# anyone have a guess on this tricolor locality?



## Ben E (Oct 1, 2004)




----------



## EDs Fly Meat (Apr 29, 2004)

It's looking kind of bluish (maybe its the lighting) I'd say Salvias. But Jon Werner or Sean Stewart are better people to ask.
Dave


----------



## markpulawski (Nov 19, 2004)

*Tricolor Morph*

Did it say uncle....pick on someone your own size! 
Neat morph though, those running loose in the garden?


----------



## kyle1745 (Feb 15, 2004)

Wild looking frog...


----------



## Ed Martin (Mar 25, 2004)

I agree with Dave: Salvias morph. I also agree that Sean or Jon could tell you for sure. 
Ed


----------



## Marcus (Apr 18, 2004)

Absolutely not the Salvias morph from herpetologic.net.
We found them in Southern Ecuador and a more correct name could be Zaruma.


----------



## EDs Fly Meat (Apr 29, 2004)

Hi Marcus,
That movie was outstanding!!! Well done, I had to watch it a couple of times. Very cool, can you give us some background on it? Are you arguing that the tricolor in your film the same as the one Ben is showing? If so, I have to respectfully disagree with you. The banding is too yellow. I also am curious why you say they are NOT Slavias? In all honesty you would know more than I would, but I am just curious as to your reasons.
Best regards,
Dave


----------



## Arklier (Mar 1, 2004)

*Re: Tricolor Morph*

I love that pic. He's like, "GET THE HELL AWAY FROM ME!"


----------



## rmelancon (Apr 5, 2004)

I seem to remember the tricolors at the Aquarium of the Americans in New Orleans looking very similar to those. Ian would know the locality info.


----------



## Marcus (Apr 18, 2004)

Hello Dave,

We were in Southern Ecuador one year ago to search for tricolors.

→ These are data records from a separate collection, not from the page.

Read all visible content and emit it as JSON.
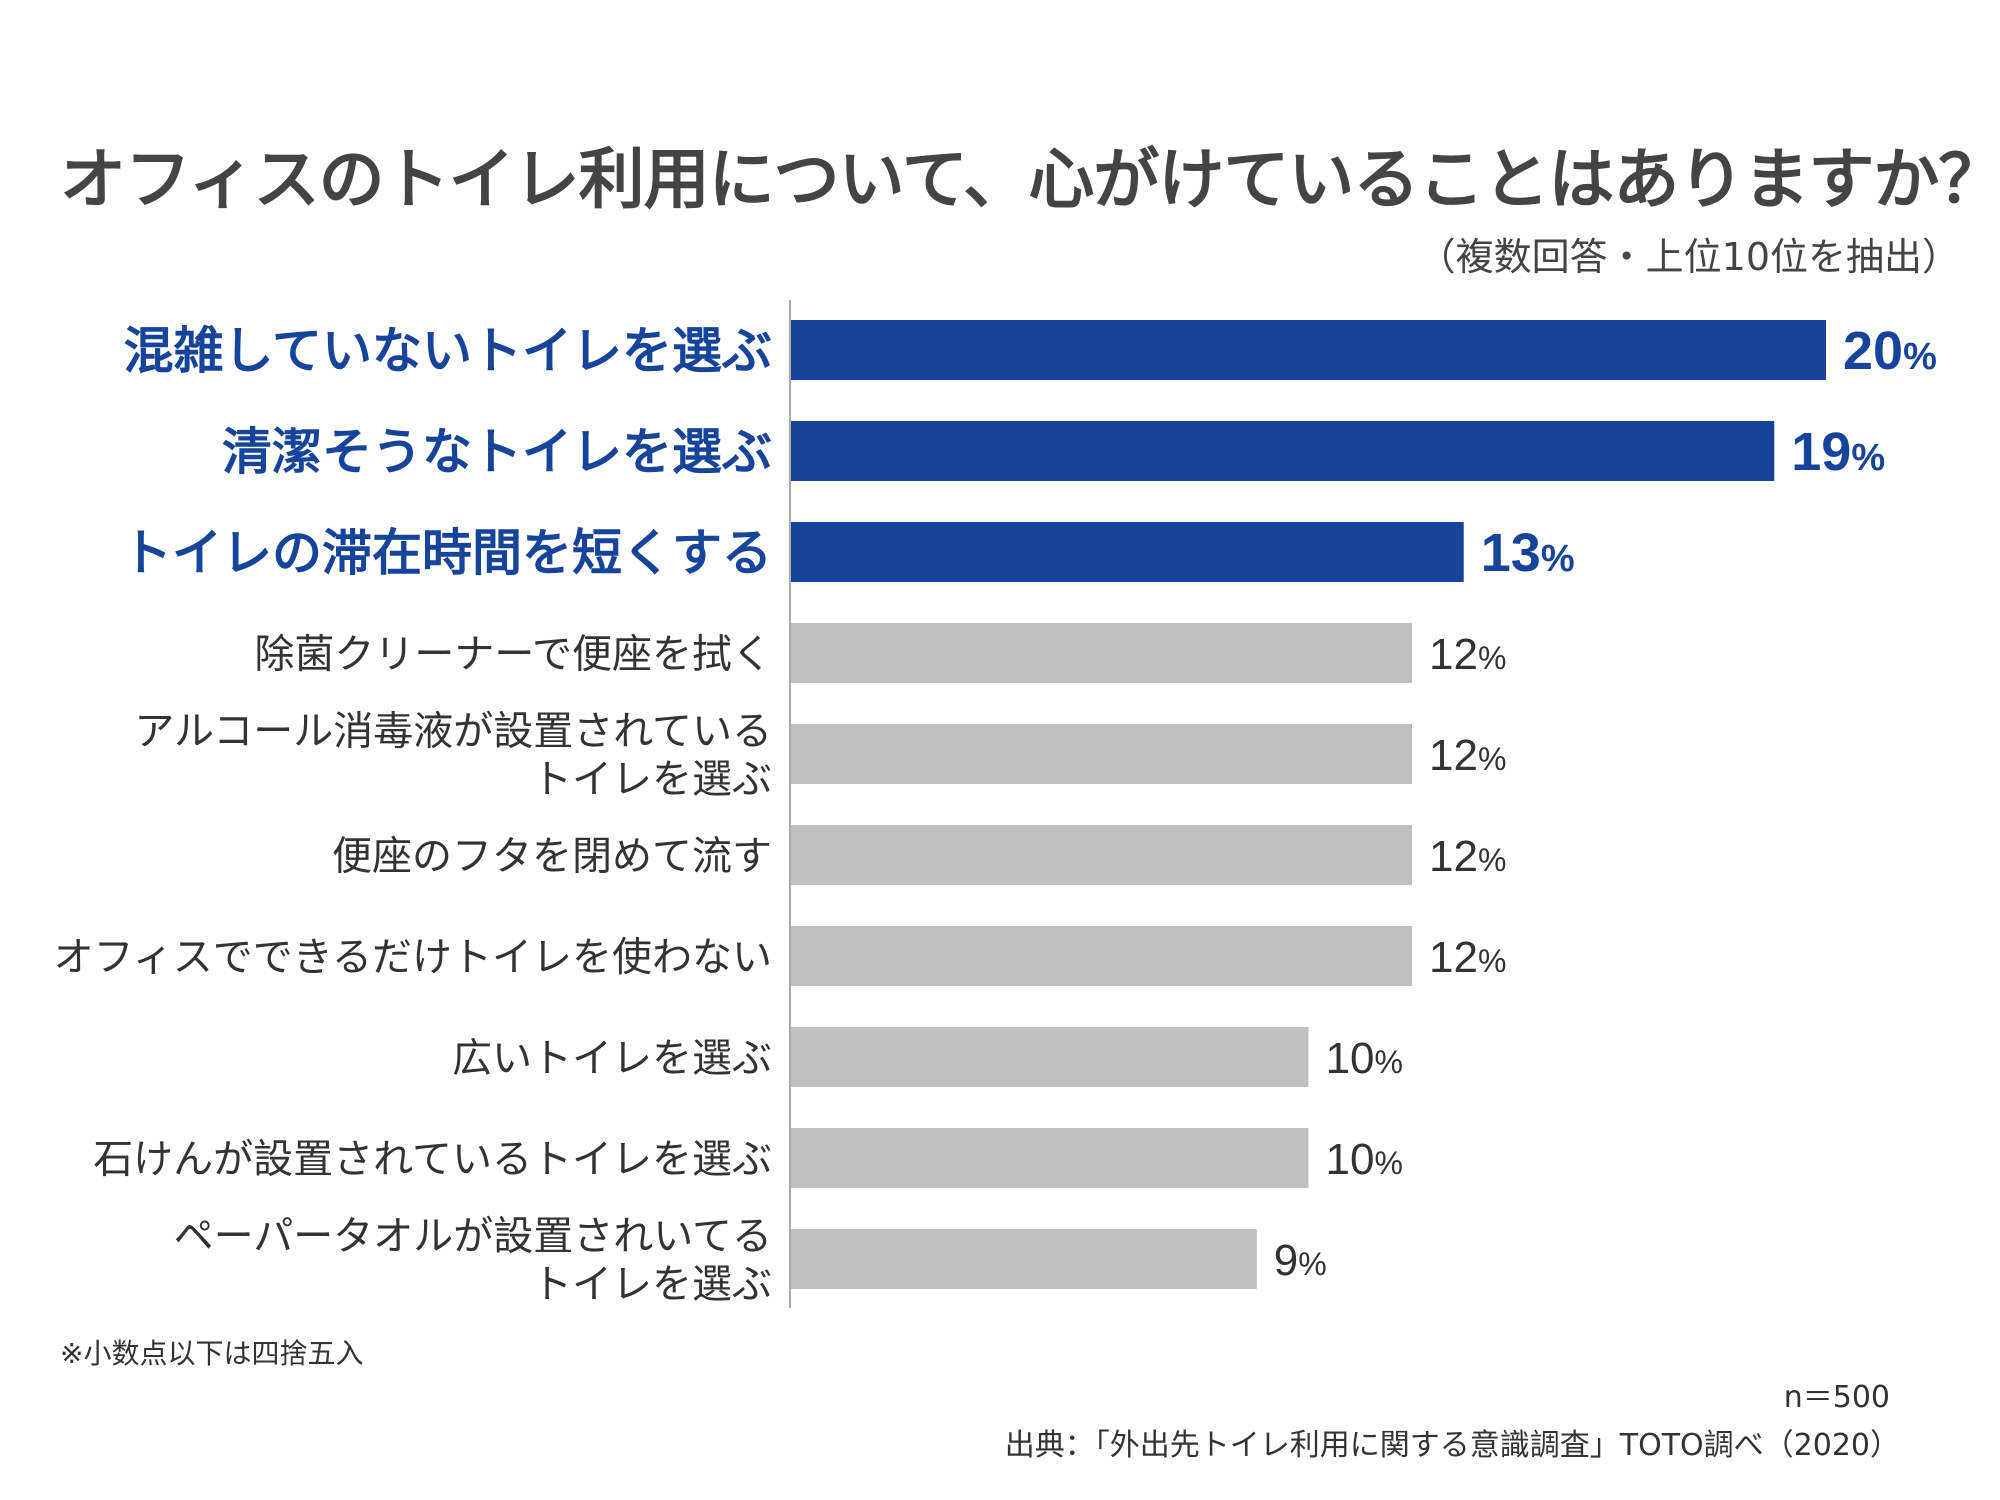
{
  "header": {
    "title": "オフィスのトイレ利用について、心がけていることはありますか？",
    "subtitle": "（複数回答・上位10位を抽出）"
  },
  "chart_data": {
    "type": "bar",
    "orientation": "horizontal",
    "categories": [
      "混雑していないトイレを選ぶ",
      "清潔そうなトイレを選ぶ",
      "トイレの滞在時間を短くする",
      "除菌クリーナーで便座を拭く",
      "アルコール消毒液が設置されている\nトイレを選ぶ",
      "便座のフタを閉めて流す",
      "オフィスでできるだけトイレを使わない",
      "広いトイレを選ぶ",
      "石けんが設置されているトイレを選ぶ",
      "ペーパータオルが設置されいてる\nトイレを選ぶ"
    ],
    "values": [
      20,
      19,
      13,
      12,
      12,
      12,
      12,
      10,
      10,
      9
    ],
    "value_suffix": "%",
    "highlight_count": 3,
    "xlim": [
      0,
      20
    ]
  },
  "colors": {
    "highlight": "#17449b",
    "normal": "#c0c0c0",
    "axis": "#aaaaaa",
    "text": "#333333"
  },
  "footer": {
    "note": "※小数点以下は四捨五入",
    "n": "n＝500",
    "source": "出典：「外出先トイレ利用に関する意識調査」TOTO調べ（2020）"
  }
}
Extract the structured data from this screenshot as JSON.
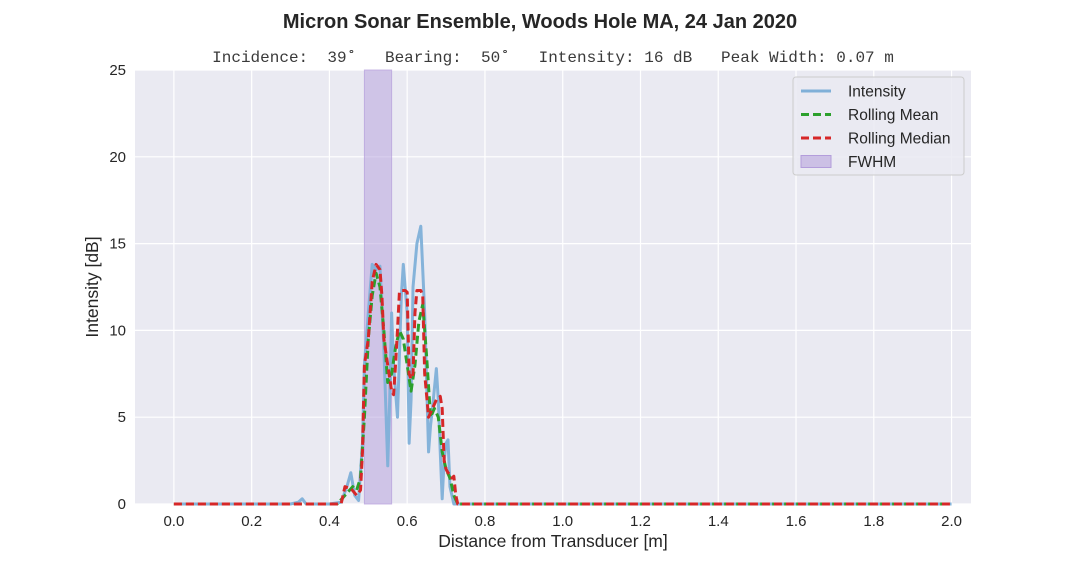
{
  "chart_data": {
    "type": "line",
    "title": "Micron Sonar Ensemble, Woods Hole MA, 24 Jan 2020",
    "subtitle": "Incidence:  39˚   Bearing:  50˚   Intensity: 16 dB   Peak Width: 0.07 m",
    "xlabel": "Distance from Transducer [m]",
    "ylabel": "Intensity [dB]",
    "xlim": [
      -0.1,
      2.05
    ],
    "ylim": [
      0,
      25
    ],
    "xticks": [
      "0.0",
      "0.2",
      "0.4",
      "0.6",
      "0.8",
      "1.0",
      "1.2",
      "1.4",
      "1.6",
      "1.8",
      "2.0"
    ],
    "yticks": [
      "0",
      "5",
      "10",
      "15",
      "20",
      "25"
    ],
    "grid": true,
    "legend_position": "top-right",
    "fwhm": {
      "name": "FWHM",
      "x_range": [
        0.49,
        0.56
      ],
      "color": "#b39ddb"
    },
    "series": [
      {
        "name": "Intensity",
        "style": "solid",
        "color": "#80b0d8",
        "x": [
          0.0,
          0.3,
          0.32,
          0.33,
          0.34,
          0.4,
          0.43,
          0.445,
          0.455,
          0.465,
          0.475,
          0.485,
          0.49,
          0.5,
          0.51,
          0.52,
          0.53,
          0.54,
          0.55,
          0.555,
          0.56,
          0.565,
          0.575,
          0.585,
          0.59,
          0.6,
          0.605,
          0.61,
          0.615,
          0.625,
          0.635,
          0.645,
          0.655,
          0.66,
          0.665,
          0.675,
          0.68,
          0.685,
          0.69,
          0.695,
          0.7,
          0.705,
          0.71,
          0.72,
          0.75,
          2.0
        ],
        "y": [
          0,
          0,
          0.1,
          0.3,
          0,
          0,
          0.1,
          1.0,
          1.8,
          0.5,
          0.2,
          3.5,
          8.0,
          11.0,
          13.8,
          13.5,
          13.7,
          9.0,
          2.2,
          6.0,
          11.0,
          8.0,
          5.0,
          12.0,
          13.8,
          11.0,
          3.5,
          6.0,
          12.5,
          15.0,
          16.0,
          11.0,
          3.0,
          4.5,
          5.5,
          7.8,
          6.0,
          3.0,
          0.3,
          2.5,
          3.5,
          3.7,
          1.0,
          0,
          0,
          0
        ]
      },
      {
        "name": "Rolling Mean",
        "style": "dashed",
        "color": "#2ca02c",
        "x": [
          0.0,
          0.42,
          0.44,
          0.46,
          0.47,
          0.48,
          0.49,
          0.5,
          0.51,
          0.52,
          0.53,
          0.54,
          0.55,
          0.56,
          0.57,
          0.58,
          0.59,
          0.6,
          0.61,
          0.62,
          0.63,
          0.64,
          0.65,
          0.66,
          0.67,
          0.68,
          0.69,
          0.7,
          0.71,
          0.72,
          0.73,
          2.0
        ],
        "y": [
          0,
          0,
          0.5,
          1.0,
          0.8,
          1.5,
          5.0,
          9.5,
          12.0,
          13.3,
          12.5,
          10.0,
          7.0,
          7.5,
          9.0,
          10.0,
          9.5,
          8.0,
          6.5,
          8.0,
          10.5,
          11.5,
          8.5,
          5.0,
          5.5,
          5.0,
          3.0,
          2.0,
          1.5,
          0.5,
          0,
          0
        ]
      },
      {
        "name": "Rolling Median",
        "style": "dashed",
        "color": "#d62728",
        "x": [
          0.0,
          0.43,
          0.44,
          0.455,
          0.47,
          0.48,
          0.485,
          0.49,
          0.5,
          0.51,
          0.52,
          0.53,
          0.535,
          0.54,
          0.55,
          0.56,
          0.565,
          0.57,
          0.575,
          0.58,
          0.585,
          0.595,
          0.6,
          0.605,
          0.61,
          0.615,
          0.62,
          0.625,
          0.635,
          0.64,
          0.645,
          0.655,
          0.665,
          0.675,
          0.685,
          0.69,
          0.695,
          0.7,
          0.705,
          0.71,
          0.715,
          0.72,
          0.725,
          0.73,
          2.0
        ],
        "y": [
          0,
          0,
          1.0,
          0.9,
          0.5,
          0.8,
          3.0,
          8.0,
          9.5,
          12.8,
          13.8,
          13.5,
          12.0,
          9.5,
          8.0,
          6.5,
          6.3,
          8.0,
          10.0,
          12.2,
          12.3,
          12.3,
          12.2,
          7.5,
          7.2,
          7.5,
          11.0,
          12.3,
          12.3,
          12.0,
          7.5,
          5.0,
          5.5,
          6.0,
          6.2,
          5.5,
          2.5,
          2.0,
          1.8,
          1.7,
          1.5,
          1.6,
          0.5,
          0,
          0
        ]
      }
    ]
  }
}
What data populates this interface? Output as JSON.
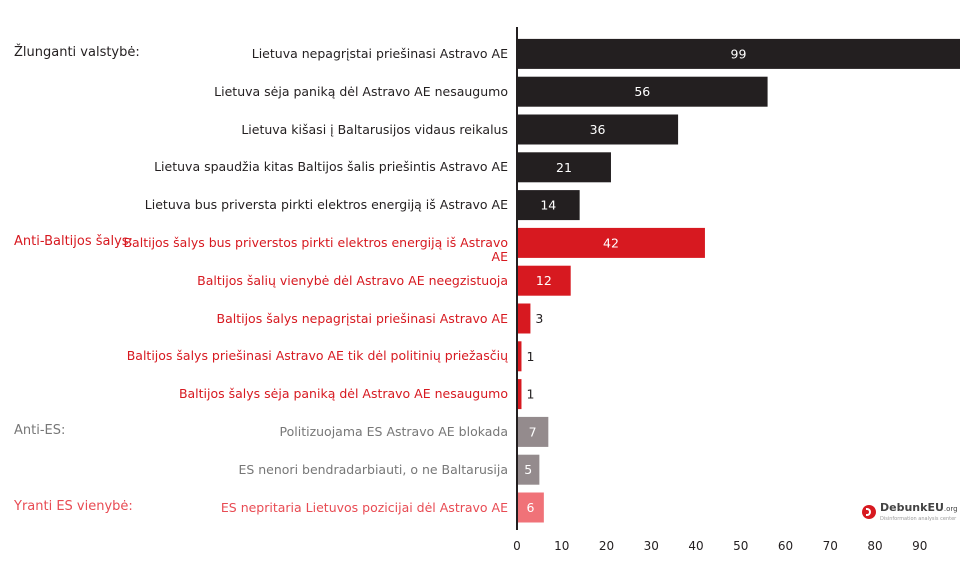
{
  "chart_data": {
    "type": "bar",
    "orientation": "horizontal",
    "groups": [
      {
        "label": "Žlunganti valstybė:",
        "color": "#231f20",
        "label_color": "#231f20",
        "start": 0
      },
      {
        "label": "Anti-Baltijos šalys:",
        "color": "#d71920",
        "label_color": "#d71920",
        "start": 5
      },
      {
        "label": "Anti-ES:",
        "color": "#948b8d",
        "label_color": "#777777",
        "start": 10
      },
      {
        "label": "Yranti ES vienybė:",
        "color": "#f07278",
        "label_color": "#e84b53",
        "start": 12
      }
    ],
    "categories": [
      "Lietuva nepagrįstai priešinasi Astravo AE",
      "Lietuva sėja paniką dėl Astravo AE nesaugumo",
      "Lietuva kišasi į Baltarusijos vidaus reikalus",
      "Lietuva spaudžia kitas Baltijos šalis priešintis Astravo AE",
      "Lietuva bus priversta pirkti elektros energiją iš Astravo AE",
      "Baltijos šalys bus priverstos pirkti elektros energiją iš Astravo AE",
      "Baltijos šalių vienybė dėl Astravo AE neegzistuoja",
      "Baltijos šalys nepagrįstai priešinasi Astravo AE",
      "Baltijos šalys priešinasi Astravo AE tik dėl politinių priežasčių",
      "Baltijos šalys sėja paniką dėl Astravo AE nesaugumo",
      "Politizuojama ES Astravo AE blokada",
      "ES nenori bendradarbiauti, o ne Baltarusija",
      "ES nepritaria Lietuvos pozicijai dėl Astravo AE"
    ],
    "values": [
      99,
      56,
      36,
      21,
      14,
      42,
      12,
      3,
      1,
      1,
      7,
      5,
      6
    ],
    "group_index": [
      0,
      0,
      0,
      0,
      0,
      1,
      1,
      1,
      1,
      1,
      2,
      2,
      3
    ],
    "xlim": [
      0,
      99
    ],
    "xticks": [
      "0",
      "10",
      "20",
      "30",
      "40",
      "50",
      "60",
      "70",
      "80",
      "90"
    ],
    "tick_values": [
      0,
      10,
      20,
      30,
      40,
      50,
      60,
      70,
      80,
      90
    ],
    "grid": false,
    "legend": "none"
  },
  "logo": {
    "text": "DebunkEU",
    "suffix": ".org",
    "subtext": "Disinformation analysis center"
  }
}
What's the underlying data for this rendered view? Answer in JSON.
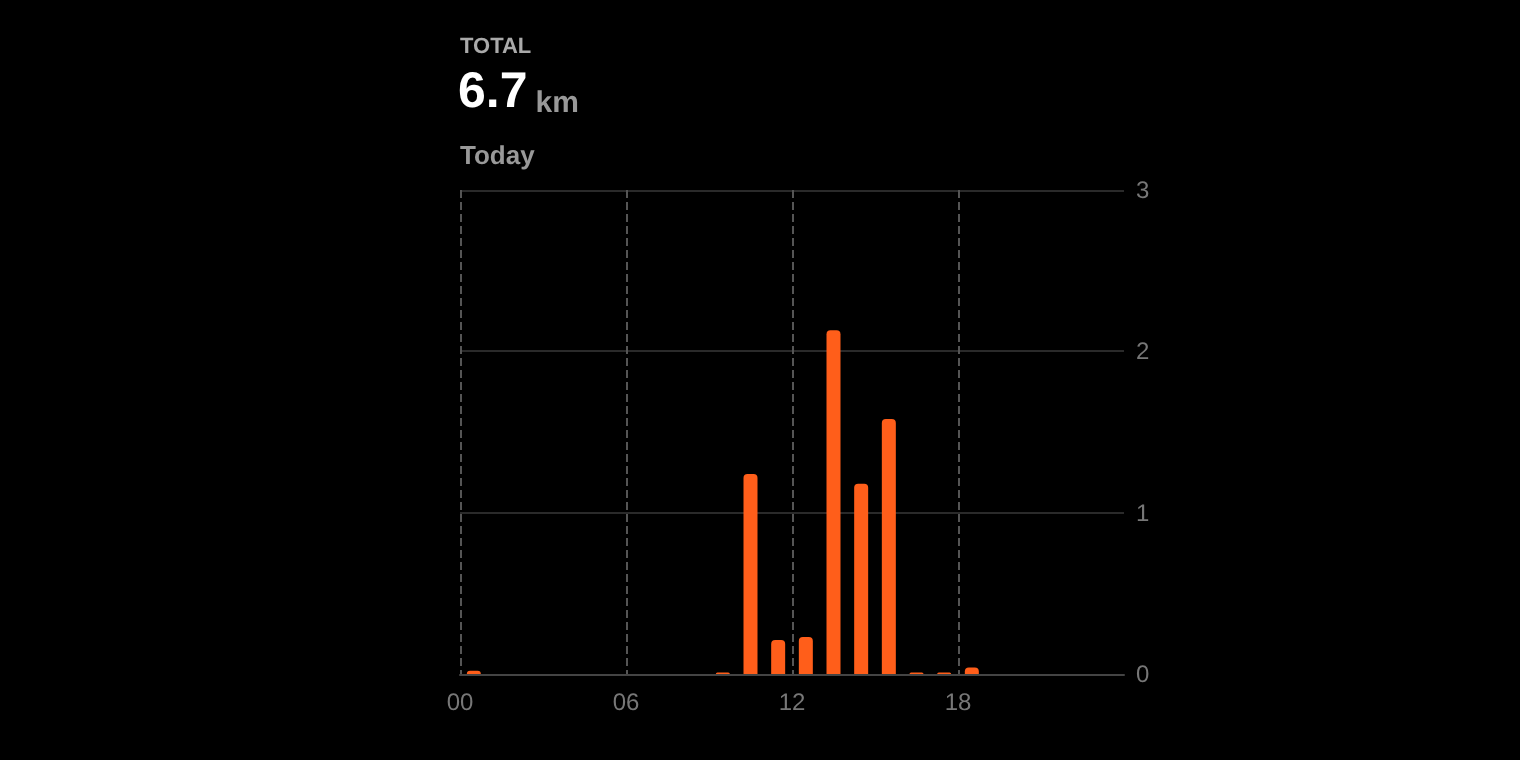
{
  "chart_data": {
    "type": "bar",
    "title": "TOTAL",
    "subtitle": "6.7",
    "annotations": [
      "km",
      "Today"
    ],
    "x": [
      0.5,
      9.5,
      10.5,
      11.5,
      12.5,
      13.5,
      14.5,
      15.5,
      16.5,
      17.5,
      18.5
    ],
    "values": [
      0.02,
      0.01,
      1.24,
      0.21,
      0.23,
      2.13,
      1.18,
      1.58,
      0.01,
      0.01,
      0.04
    ],
    "color": "#ff5e1a",
    "xlim": [
      0,
      24
    ],
    "xticks": [
      {
        "value": 0,
        "label": "00"
      },
      {
        "value": 6,
        "label": "06"
      },
      {
        "value": 12,
        "label": "12"
      },
      {
        "value": 18,
        "label": "18"
      }
    ],
    "ylim": [
      0,
      3
    ],
    "yticks": [
      0,
      1,
      2,
      3
    ],
    "grid": true
  }
}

We found the morph on the above picture. We also found the "slavias" morph. These two locality's were not near by. I agree with you that the ones in the movie were more yellowish instead of the blue pattern on the pic. But the animal on the pic is more like the ones we found in the movie than at the place where we found the blue ones. But I can also say that it's amazing to see how diverse the pattern/colors can be on one place (20 square meters). When you don't know this you may think it's a complete different morph. 
All the blue ones with found had no pattern as on the picture. They had more stripes and little spots. It would be something to come to your frogday and show some material (photo/video) and explain..maybe someday i may and can come for a speech or just passing by.


----------